Cartoonist Mark Knight has not used a caption on this cartoon, letting the imagery speak for itself.

Read Mark’s explanation of what the cartoon means again and write two, three or four short sentences, just to make sure you understand what the cartoon is saying.

Using your sentences to help you, write a caption for the cartoon or some thought bubbles or quotes from one of the people in the cartoon that will make Mark’s meaning clearer for children or people who haven’t been reading the news this week.

Time: allow at least 20 minutes to complete this activity
Curriculum links: English, Humanities, Visual Arts, Critical and Creative Thinking

2. Extension
Look through the most recent stories on Kids News and choose one to draw a cartoon about.
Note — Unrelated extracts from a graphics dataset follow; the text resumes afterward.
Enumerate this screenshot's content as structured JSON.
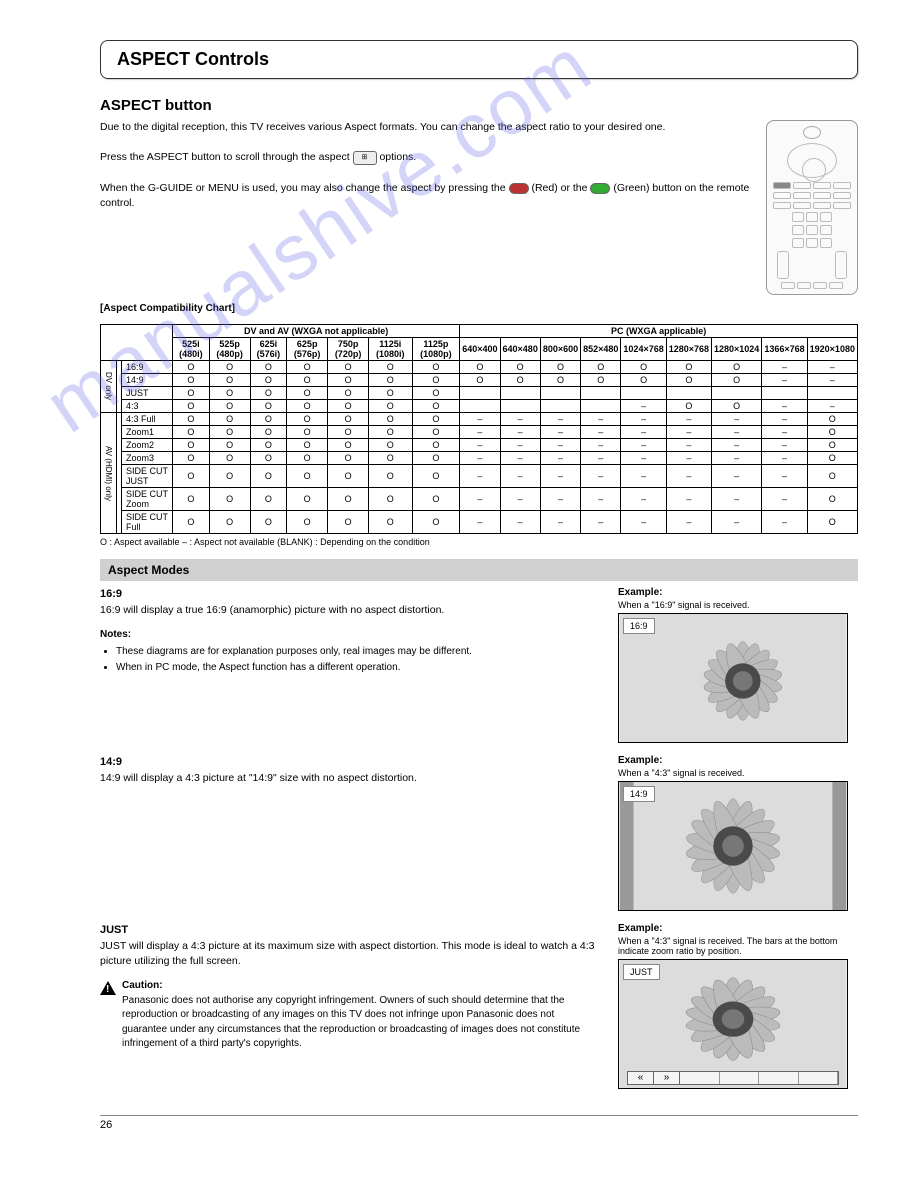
{
  "watermark": "manualshive.com",
  "title": "ASPECT Controls",
  "subtitle": "ASPECT button",
  "intro": {
    "p1": "Due to the digital reception, this TV receives various Aspect formats. You can change the aspect ratio to your desired one.",
    "p2_a": "Press the ASPECT button to scroll through the aspect ",
    "p2_b": " options.",
    "p3_a": "When the G-GUIDE or MENU is used, you may also change the aspect by pressing the ",
    "p3_b": " (Red) or the ",
    "p3_c": " (Green) button on the remote control."
  },
  "compat_chart": {
    "caption": "[Aspect Compatibility Chart]",
    "row_headers": [
      "16:9",
      "14:9",
      "JUST",
      "4:3",
      "4:3 Full",
      "Zoom1",
      "Zoom2",
      "Zoom3",
      "SIDE CUT JUST",
      "SIDE CUT Zoom",
      "SIDE CUT Full"
    ],
    "dv_cols": [
      "525i (480i)",
      "525p (480p)",
      "625i (576i)",
      "625p (576p)",
      "750p (720p)",
      "1125i (1080i)",
      "1125p (1080p)"
    ],
    "pc_cols": [
      "640×400",
      "640×480",
      "800×600",
      "852×480",
      "1024×768",
      "1280×768",
      "1280×1024",
      "1366×768",
      "1920×1080"
    ],
    "groups": {
      "dv": "DV and AV (WXGA not applicable)",
      "pc": "PC (WXGA applicable)"
    },
    "side_dv": "DV only",
    "side_av": "AV (HDMI) only",
    "rows": [
      {
        "label": "16:9",
        "span": "dv",
        "cells": [
          "O",
          "O",
          "O",
          "O",
          "O",
          "O",
          "O",
          "O",
          "O",
          "O",
          "O",
          "O",
          "O",
          "O",
          "–",
          "–"
        ]
      },
      {
        "label": "14:9",
        "span": "dv",
        "cells": [
          "O",
          "O",
          "O",
          "O",
          "O",
          "O",
          "O",
          "O",
          "O",
          "O",
          "O",
          "O",
          "O",
          "O",
          "–",
          "–"
        ]
      },
      {
        "label": "JUST",
        "span": "dv",
        "cells": [
          "O",
          "O",
          "O",
          "O",
          "O",
          "O",
          "O",
          "",
          "",
          "",
          "",
          "",
          "",
          "",
          "",
          ""
        ]
      },
      {
        "label": "4:3",
        "span": "dv",
        "cells": [
          "O",
          "O",
          "O",
          "O",
          "O",
          "O",
          "O",
          "",
          "",
          "",
          "",
          "–",
          "O",
          "O",
          "–",
          "–"
        ]
      },
      {
        "label": "4:3 Full",
        "span": "av",
        "cells": [
          "O",
          "O",
          "O",
          "O",
          "O",
          "O",
          "O",
          "–",
          "–",
          "–",
          "–",
          "–",
          "–",
          "–",
          "–",
          "O"
        ]
      },
      {
        "label": "Zoom1",
        "span": "av",
        "cells": [
          "O",
          "O",
          "O",
          "O",
          "O",
          "O",
          "O",
          "–",
          "–",
          "–",
          "–",
          "–",
          "–",
          "–",
          "–",
          "O"
        ]
      },
      {
        "label": "Zoom2",
        "span": "av",
        "cells": [
          "O",
          "O",
          "O",
          "O",
          "O",
          "O",
          "O",
          "–",
          "–",
          "–",
          "–",
          "–",
          "–",
          "–",
          "–",
          "O"
        ]
      },
      {
        "label": "Zoom3",
        "span": "av",
        "cells": [
          "O",
          "O",
          "O",
          "O",
          "O",
          "O",
          "O",
          "–",
          "–",
          "–",
          "–",
          "–",
          "–",
          "–",
          "–",
          "O"
        ]
      },
      {
        "label": "SIDE CUT JUST",
        "span": "av",
        "cells": [
          "O",
          "O",
          "O",
          "O",
          "O",
          "O",
          "O",
          "–",
          "–",
          "–",
          "–",
          "–",
          "–",
          "–",
          "–",
          "O"
        ]
      },
      {
        "label": "SIDE CUT Zoom",
        "span": "av",
        "cells": [
          "O",
          "O",
          "O",
          "O",
          "O",
          "O",
          "O",
          "–",
          "–",
          "–",
          "–",
          "–",
          "–",
          "–",
          "–",
          "O"
        ]
      },
      {
        "label": "SIDE CUT Full",
        "span": "av",
        "cells": [
          "O",
          "O",
          "O",
          "O",
          "O",
          "O",
          "O",
          "–",
          "–",
          "–",
          "–",
          "–",
          "–",
          "–",
          "–",
          "O"
        ]
      }
    ],
    "legend": "O : Aspect available      – : Aspect not available      (BLANK) : Depending on the condition"
  },
  "modes_header": "Aspect Modes",
  "modes": [
    {
      "key": "16:9",
      "title": "16:9",
      "text": "16:9 will display a true 16:9 (anamorphic) picture with no aspect distortion.",
      "example_head": "Example:",
      "example_sub": "When a \"16:9\" signal is received.",
      "label": "16:9"
    },
    {
      "key": "14:9",
      "title": "14:9",
      "text": "14:9 will display a 4:3 picture at \"14:9\" size with no aspect distortion.",
      "example_head": "Example:",
      "example_sub": "When a \"4:3\" signal is received.",
      "label": "14:9"
    },
    {
      "key": "just",
      "title": "JUST",
      "text": "JUST will display a 4:3 picture at its maximum size with aspect distortion. This mode is ideal to watch a 4:3 picture utilizing the full screen.",
      "example_head": "Example:",
      "example_sub": "When a \"4:3\" signal is received. The bars at the bottom indicate zoom ratio by position.",
      "label": "JUST"
    }
  ],
  "notes": {
    "head": "Notes:",
    "items": [
      "These diagrams are for explanation purposes only, real images may be different.",
      "When in PC mode, the Aspect function has a different operation."
    ]
  },
  "caution": {
    "head": "Caution:",
    "text": "Panasonic does not authorise any copyright infringement. Owners of such should determine that the reproduction or broadcasting of any images on this TV does not infringe upon Panasonic does not guarantee under any circumstances that the reproduction or broadcasting of images does not constitute infringement of a third party's copyrights."
  },
  "page_number": "26"
}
Use Mark’s three-step process to get started:

  • What is my subject?
  • What do I want to say about this issue?
  • How do I say it? Do I use visual metaphors (an image that the viewer is meant to understand as a symbol for something else), multiple panels or symbolism (when one idea, feeling or emotion is represented by something else such as a picture, character, colour or object)?

Time: allow at least 40 minutes to complete this activity
Curriculum links: English, Humanities, Visual Arts, Critical and Creative Thinking

Describe it!
Look at the cartoon and make a list of five nouns that you see. Then describe those five nouns with five adjectives.

Add a preposition to those five nouns and adjectives.

Now choose your favourite bundle and put all the words together to make one descriptive sentence.